Introduction to medical parasitology: terminology and definitions used in the study of systematic medical parasitology, definition of parasitism, general features and classification of medically important parasites. Presentation of the principal parasitic protozoa of medical interest. Notes on the life cycle of principal blood and tissue parasitic protozoa: Plasmodium sp., Leishmania, Toxoplasma gondii, free-living amoebae (Acanthamoeba). Notes on the life cycle of the principal intestinal parasitic protozoa: intestinal amoebae (Entamoeba histolytica), Flagellates (Giardia intestinalis), Coccidia (Cryptosporidium spp.). Notes on the life cycle of the principal genito-urinary parasitic protozoa (Trichomonas). Presentation of the principal helmints of medical interest: Cestoda (Diphyllobotrium latum, Taenia solium, Taenia saginata, Echinococcus), Nematoda. Notes on the life cycle of the principal intestinal parasitic helmints: Cestoda (Diphyllobotrium latum, Taenia solium, Taenia saginata, Echinococcus), Nematoda (Ascaris lumbricoides, Strongyloides stercoralis, Enterobius vermicularis). Notes on the life cycle of the principal parasitic helmints of the muscoskeletal apparatus: Nematoda (Trichinella spiralis).

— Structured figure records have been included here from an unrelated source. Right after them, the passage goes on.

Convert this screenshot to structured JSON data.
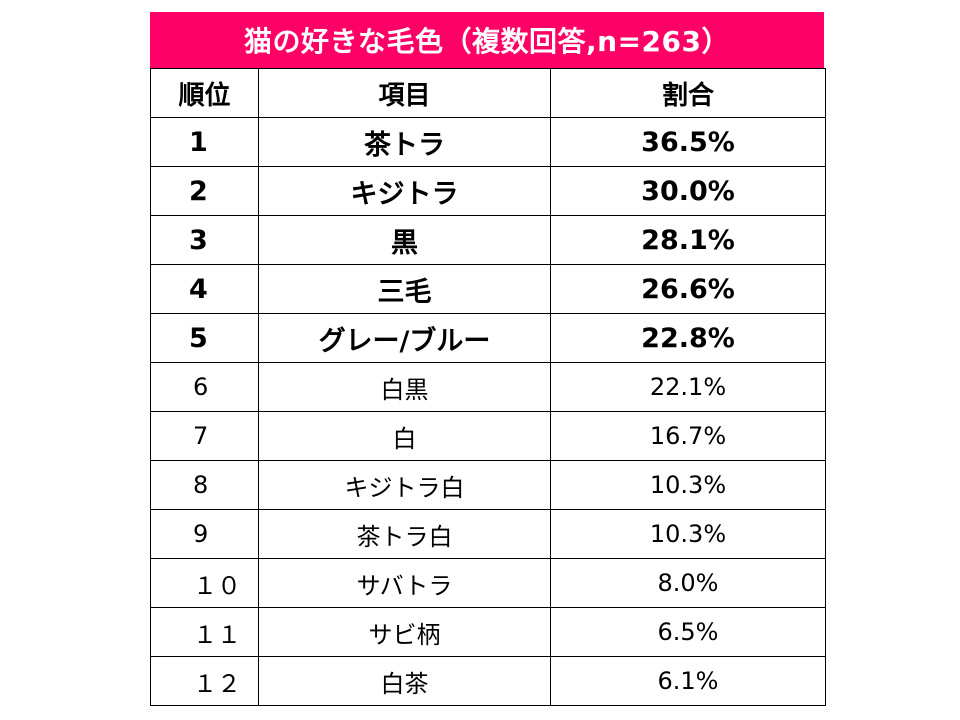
{
  "chart_data": {
    "type": "table",
    "title": "猫の好きな毛色（複数回答,n=263）",
    "columns": [
      "順位",
      "項目",
      "割合"
    ],
    "rows": [
      {
        "rank": "1",
        "item": "茶トラ",
        "ratio": "36.5%",
        "value": 36.5,
        "highlight": true
      },
      {
        "rank": "2",
        "item": "キジトラ",
        "ratio": "30.0%",
        "value": 30.0,
        "highlight": true
      },
      {
        "rank": "3",
        "item": "黒",
        "ratio": "28.1%",
        "value": 28.1,
        "highlight": true
      },
      {
        "rank": "4",
        "item": "三毛",
        "ratio": "26.6%",
        "value": 26.6,
        "highlight": true
      },
      {
        "rank": "5",
        "item": "グレー/ブルー",
        "ratio": "22.8%",
        "value": 22.8,
        "highlight": true
      },
      {
        "rank": "6",
        "item": "白黒",
        "ratio": "22.1%",
        "value": 22.1,
        "highlight": false
      },
      {
        "rank": "7",
        "item": "白",
        "ratio": "16.7%",
        "value": 16.7,
        "highlight": false
      },
      {
        "rank": "8",
        "item": "キジトラ白",
        "ratio": "10.3%",
        "value": 10.3,
        "highlight": false
      },
      {
        "rank": "9",
        "item": "茶トラ白",
        "ratio": "10.3%",
        "value": 10.3,
        "highlight": false
      },
      {
        "rank": "１０",
        "item": "サバトラ",
        "ratio": "8.0%",
        "value": 8.0,
        "highlight": false
      },
      {
        "rank": "１１",
        "item": "サビ柄",
        "ratio": "6.5%",
        "value": 6.5,
        "highlight": false
      },
      {
        "rank": "１２",
        "item": "白茶",
        "ratio": "6.1%",
        "value": 6.1,
        "highlight": false
      }
    ]
  },
  "colors": {
    "title_background": "#ff0066",
    "title_text": "#ffffff",
    "border": "#000000"
  }
}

General characteristics of fungi. Structure of the fungal cell and of the fungal colony. Yeasts and moulds. Reproduction of fungi. Notes on mechanisms of fungal pathogenicity. Fungal dimorphism. Cultivation of fungi. Antifungal drugs.
Definition of virus. General features of viruses. Morphology and structure of viruses. Nucleic acids of viruses. Host-virus interactions: steps of viral infection. Cultivation of viruses. Effects of virus replication on host cell (productive and abortive infection; lysogeny; virus-induced transformation). Quantitation of viruses. Classification of viruses. Mutations and genetic interactions between viruses. Antiviral drugs. Principles of laboratory diagnosis of viral infections.
M. Bendinelli, C. Chezzi, G. Dettori, N. Manca, G. Morace, L. Polonelli, M.A.T u f a n o.
Microbiologia Medica. Batteriologia. Parassitologia, Micologia. Virologia. Monduzzi Editore
Lectures supported by visual aids will be used to present and discuss the contents of the course.
Assessment methods and criteria
The outcomes of learning will be verified through an oral examination.
By questions regarding the topics of the course it will be determined whether the student has achieved the goal of basic knowledge in the field, in order to access the following years of the bachelor course in TLB.